Abstract

We appreciate the comments made by De Boeck et al. To prove the relationship between gastroesophageal reflux disease and respiratory disease in intractable patients is challenging. Our study included a population of symptomatic patients with respiratory symptoms whose conditions did not respond to aggressive medical therapy and in whom a bronchoscopy was clinically indicated. We recognize that this limits the generalizability of the data; however, we feel that our population does represent the “typical” intractable patient who undergoes bronchoscopy at a tertiary care center.The authors also address another issue that we raised in the article: the lack of normal pH-multichannel intraluminal impedance (MII) values in children. Given this limitation, we did not describe pH-MII values as normal or abnormal; we simply reported the means and presented the data to the reader. There are, however, published adult normal values, and we recently reported pH-MII values for a small series of pediatric control patients.1 Using our pediatric normal values as a reference, we categorized patients as those with normal and abnormal numbers of reflux events to address the concerns raised by De Boeck et al; again, we found no difference in the mean lipid-laden macrophage index (LLMI) between patients with normal or abnormal pH-MII probes (P > .05).

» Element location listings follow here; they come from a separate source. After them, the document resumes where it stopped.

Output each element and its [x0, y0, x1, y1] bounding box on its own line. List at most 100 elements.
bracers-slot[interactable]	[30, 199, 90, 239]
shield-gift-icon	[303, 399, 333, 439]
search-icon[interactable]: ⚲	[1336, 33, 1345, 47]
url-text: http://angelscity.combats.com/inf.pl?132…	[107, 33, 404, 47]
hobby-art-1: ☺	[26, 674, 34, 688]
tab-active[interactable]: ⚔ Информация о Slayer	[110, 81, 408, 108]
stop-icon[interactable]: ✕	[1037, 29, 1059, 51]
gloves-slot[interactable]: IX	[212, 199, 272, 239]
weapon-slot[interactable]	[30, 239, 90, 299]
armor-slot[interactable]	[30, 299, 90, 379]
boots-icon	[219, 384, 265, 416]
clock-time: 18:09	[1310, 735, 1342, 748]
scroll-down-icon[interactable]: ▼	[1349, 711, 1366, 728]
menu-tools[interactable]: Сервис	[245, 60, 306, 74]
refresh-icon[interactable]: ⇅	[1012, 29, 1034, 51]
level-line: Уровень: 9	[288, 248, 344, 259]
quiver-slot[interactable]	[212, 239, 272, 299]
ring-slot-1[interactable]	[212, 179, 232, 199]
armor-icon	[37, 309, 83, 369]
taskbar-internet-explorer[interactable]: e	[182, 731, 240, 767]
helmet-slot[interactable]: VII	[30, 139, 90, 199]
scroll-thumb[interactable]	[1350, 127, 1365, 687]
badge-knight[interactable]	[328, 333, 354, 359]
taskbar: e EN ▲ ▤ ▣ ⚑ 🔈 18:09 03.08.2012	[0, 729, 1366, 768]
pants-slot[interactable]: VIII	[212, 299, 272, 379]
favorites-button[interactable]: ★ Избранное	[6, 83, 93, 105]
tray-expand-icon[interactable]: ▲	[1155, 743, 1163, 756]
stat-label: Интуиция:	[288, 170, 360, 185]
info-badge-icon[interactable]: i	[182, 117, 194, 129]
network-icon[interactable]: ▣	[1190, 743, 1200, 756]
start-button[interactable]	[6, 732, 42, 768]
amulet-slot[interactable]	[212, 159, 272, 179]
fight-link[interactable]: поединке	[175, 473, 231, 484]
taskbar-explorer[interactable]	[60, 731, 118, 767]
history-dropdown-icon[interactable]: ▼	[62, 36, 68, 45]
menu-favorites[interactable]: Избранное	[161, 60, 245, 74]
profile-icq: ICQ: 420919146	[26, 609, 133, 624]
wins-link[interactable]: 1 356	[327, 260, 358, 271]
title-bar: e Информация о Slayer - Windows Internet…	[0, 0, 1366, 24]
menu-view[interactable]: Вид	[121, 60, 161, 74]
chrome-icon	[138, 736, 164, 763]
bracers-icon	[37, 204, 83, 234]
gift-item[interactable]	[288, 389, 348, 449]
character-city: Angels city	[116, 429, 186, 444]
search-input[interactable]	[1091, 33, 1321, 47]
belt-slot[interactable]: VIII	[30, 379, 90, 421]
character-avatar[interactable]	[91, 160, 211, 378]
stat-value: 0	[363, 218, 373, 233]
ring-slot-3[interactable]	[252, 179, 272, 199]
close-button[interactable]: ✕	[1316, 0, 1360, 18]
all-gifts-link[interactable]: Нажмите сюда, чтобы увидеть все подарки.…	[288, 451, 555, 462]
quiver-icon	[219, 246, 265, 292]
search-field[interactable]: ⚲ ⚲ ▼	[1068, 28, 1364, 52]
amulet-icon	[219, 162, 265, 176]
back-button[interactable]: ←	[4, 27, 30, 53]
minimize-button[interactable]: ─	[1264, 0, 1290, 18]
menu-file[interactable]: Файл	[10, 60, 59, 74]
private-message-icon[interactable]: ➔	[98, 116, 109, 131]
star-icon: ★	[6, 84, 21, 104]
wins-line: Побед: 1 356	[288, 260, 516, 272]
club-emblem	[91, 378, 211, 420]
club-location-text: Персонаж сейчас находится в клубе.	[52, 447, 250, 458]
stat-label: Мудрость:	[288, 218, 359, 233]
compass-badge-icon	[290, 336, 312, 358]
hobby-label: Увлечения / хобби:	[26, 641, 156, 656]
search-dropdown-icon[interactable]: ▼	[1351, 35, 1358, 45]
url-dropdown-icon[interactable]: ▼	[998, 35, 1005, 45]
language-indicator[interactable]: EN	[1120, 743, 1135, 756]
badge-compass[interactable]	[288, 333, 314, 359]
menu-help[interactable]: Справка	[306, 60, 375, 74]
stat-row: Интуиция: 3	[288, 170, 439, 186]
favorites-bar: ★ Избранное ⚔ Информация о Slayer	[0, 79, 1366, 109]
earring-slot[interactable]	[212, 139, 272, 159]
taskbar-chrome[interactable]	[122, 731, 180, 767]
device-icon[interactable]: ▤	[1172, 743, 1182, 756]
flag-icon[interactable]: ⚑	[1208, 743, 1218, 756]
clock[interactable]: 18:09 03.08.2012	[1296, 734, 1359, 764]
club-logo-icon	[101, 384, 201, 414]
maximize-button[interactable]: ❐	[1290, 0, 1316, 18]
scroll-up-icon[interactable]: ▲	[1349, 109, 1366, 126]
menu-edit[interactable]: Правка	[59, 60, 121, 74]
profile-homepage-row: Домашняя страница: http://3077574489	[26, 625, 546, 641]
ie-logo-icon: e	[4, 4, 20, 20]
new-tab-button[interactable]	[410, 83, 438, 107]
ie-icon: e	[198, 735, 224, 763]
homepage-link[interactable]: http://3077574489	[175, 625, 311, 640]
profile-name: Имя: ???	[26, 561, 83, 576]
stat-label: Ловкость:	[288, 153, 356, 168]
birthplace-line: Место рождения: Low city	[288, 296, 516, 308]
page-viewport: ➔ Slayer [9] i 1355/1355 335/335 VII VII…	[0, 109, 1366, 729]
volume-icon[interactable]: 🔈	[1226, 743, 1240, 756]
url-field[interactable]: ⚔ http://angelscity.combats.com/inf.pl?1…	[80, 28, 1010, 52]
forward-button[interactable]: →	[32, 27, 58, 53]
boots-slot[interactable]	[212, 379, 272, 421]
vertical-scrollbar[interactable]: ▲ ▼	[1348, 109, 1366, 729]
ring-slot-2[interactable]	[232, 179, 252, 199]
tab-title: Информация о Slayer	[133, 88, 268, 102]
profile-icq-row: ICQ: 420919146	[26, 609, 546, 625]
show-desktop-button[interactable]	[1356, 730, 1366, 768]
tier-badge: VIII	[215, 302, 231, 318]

Because many of the patients in this series were taking acid-suppression medication, we felt that the total number of reflux events, not the percentage of time the pH was <4, was the best indicator of reflux burden, because the total number of events is independent of acid suppression.2 We agree that the number of patients undergoing fundoplication is small, and we look forward to future prospective studies to address the role of pH-MII in the evaluation of preoperative patients.We feel that even with the known limitations of our data, the results in this study are very important, because they bring into question the utility of a test that is used in many institutions as a way to guide surgical therapy or more aggressive treatment. The results of this study also support other evidence in the literature about the poor relationship between reflux and the LLMI, as well as the limited value that the use of pH-probe results have in predicting successful outcome after fundoplication.3–6 We are hopeful that readers of the article will pause before they make major therapeutic decisions on the basis of the LLMI findings alone.